As oil touched $140 a barrel, nearly doubling over last year, OPEC resisted calls to significantly increase production.

Saudi Arabia increased production by only 300,000 barrels a day. Khelil and other OPEC members have repeatedly blamed speculators and the falling dollar for the high price of crude.

"OPEC has about 2 million to 3 million barrels a day of surplus capacity, but that would have little impact on oil prices," says Khelil, who is also Algeria’s oil minister.

What will impact prices is demand and the strength of the dollar.

"They will be going down if the dollar strengthens," Khelil says.

"There are some talks between the Federal Reserve and the central bank to support the dollar," he says. "This would have more of an impact on price."

"Stocks are high, and there is equilibrium between supply and demand," he says.

Demand will probably increase next year, and OPEC will have surplus capacity larger than 2 million barrels a day, he predicts, saying most countries have made investments to increase supply.

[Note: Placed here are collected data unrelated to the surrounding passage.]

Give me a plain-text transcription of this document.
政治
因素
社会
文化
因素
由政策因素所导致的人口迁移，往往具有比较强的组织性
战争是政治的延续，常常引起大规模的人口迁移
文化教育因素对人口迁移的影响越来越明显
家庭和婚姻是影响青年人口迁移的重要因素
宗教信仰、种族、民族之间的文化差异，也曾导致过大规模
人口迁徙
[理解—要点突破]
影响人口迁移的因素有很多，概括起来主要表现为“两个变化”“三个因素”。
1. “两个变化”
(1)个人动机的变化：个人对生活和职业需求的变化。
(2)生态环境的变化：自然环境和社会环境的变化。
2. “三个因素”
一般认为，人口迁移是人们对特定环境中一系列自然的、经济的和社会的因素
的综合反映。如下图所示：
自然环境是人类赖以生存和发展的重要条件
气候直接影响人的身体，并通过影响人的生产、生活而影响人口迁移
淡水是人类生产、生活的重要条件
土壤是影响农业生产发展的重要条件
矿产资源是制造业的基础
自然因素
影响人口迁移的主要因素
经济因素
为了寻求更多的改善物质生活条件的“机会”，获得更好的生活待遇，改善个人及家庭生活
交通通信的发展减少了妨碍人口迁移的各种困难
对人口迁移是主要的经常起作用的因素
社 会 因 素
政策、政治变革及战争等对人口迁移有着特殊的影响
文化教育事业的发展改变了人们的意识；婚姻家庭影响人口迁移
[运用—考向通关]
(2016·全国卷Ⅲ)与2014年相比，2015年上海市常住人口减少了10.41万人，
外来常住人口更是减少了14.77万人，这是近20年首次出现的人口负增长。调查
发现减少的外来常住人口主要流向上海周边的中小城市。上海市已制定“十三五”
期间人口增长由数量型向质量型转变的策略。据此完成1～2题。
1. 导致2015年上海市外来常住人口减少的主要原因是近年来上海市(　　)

"I’m not sure the market will demand an increased supply from OPEC in 2009, because non-OPEC supply is important and is expected to be important next year," he says, noting that OPEC contributes only about 40 percent to the world market.

Khelil criticized regulators for being slow to investigate accusations of market manipulation by speculators.

"The notion of speculators affecting the market has been known for a while. It’s not recent. They should have done it before."